Sua consciência rapidamente redefiniu a causa do caos. Não era a terra tremendo, mas Tohrment. Ele estava se batendo ao seu lado como se lutasse contra amarras que o prendiam a cama, seu corpo sólido convulsionando incontrolavelmente.
Ele estava tendo aquele sonho novamente.

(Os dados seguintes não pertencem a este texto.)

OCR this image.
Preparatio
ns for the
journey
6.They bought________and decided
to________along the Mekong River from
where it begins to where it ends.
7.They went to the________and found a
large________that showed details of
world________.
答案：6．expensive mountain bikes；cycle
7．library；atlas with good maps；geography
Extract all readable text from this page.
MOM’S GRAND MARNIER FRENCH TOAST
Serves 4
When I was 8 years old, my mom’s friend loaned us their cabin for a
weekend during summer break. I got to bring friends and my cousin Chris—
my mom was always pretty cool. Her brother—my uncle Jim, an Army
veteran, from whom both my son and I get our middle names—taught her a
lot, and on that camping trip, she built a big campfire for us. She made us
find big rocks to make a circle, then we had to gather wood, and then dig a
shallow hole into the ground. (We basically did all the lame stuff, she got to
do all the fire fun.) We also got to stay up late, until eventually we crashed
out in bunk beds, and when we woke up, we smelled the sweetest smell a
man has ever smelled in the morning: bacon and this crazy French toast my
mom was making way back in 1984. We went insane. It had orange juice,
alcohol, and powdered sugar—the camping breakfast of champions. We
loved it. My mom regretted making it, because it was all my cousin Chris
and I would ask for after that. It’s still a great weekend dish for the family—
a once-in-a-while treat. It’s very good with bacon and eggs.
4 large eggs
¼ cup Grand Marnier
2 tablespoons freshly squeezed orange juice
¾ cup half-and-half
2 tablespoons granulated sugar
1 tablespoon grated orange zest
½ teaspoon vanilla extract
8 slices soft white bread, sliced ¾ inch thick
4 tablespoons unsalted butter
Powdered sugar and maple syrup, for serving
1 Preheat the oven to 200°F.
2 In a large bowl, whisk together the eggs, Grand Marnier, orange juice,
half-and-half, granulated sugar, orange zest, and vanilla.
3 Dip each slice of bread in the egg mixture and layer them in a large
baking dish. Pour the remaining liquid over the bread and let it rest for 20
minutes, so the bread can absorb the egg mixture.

Aquele sobre o qual se recusava a falar, e que, então, tinha de ser sobre sua amada.
A luz do banheiro caiu sobre a nudez dele quando ele ficou em pé, os músculos tensos de suas costas lançando sombras definidas, as mãos fechadas em punhos, as coxas trabalhando como se ele fosse saltar sobre algo.
Enquanto ele recuperava o fôlego e a consciência, o nome que estava entalhado em sua pele em um arco gracioso se expandiu e contraiu, quase como se a fêmea estivesse viva de novo.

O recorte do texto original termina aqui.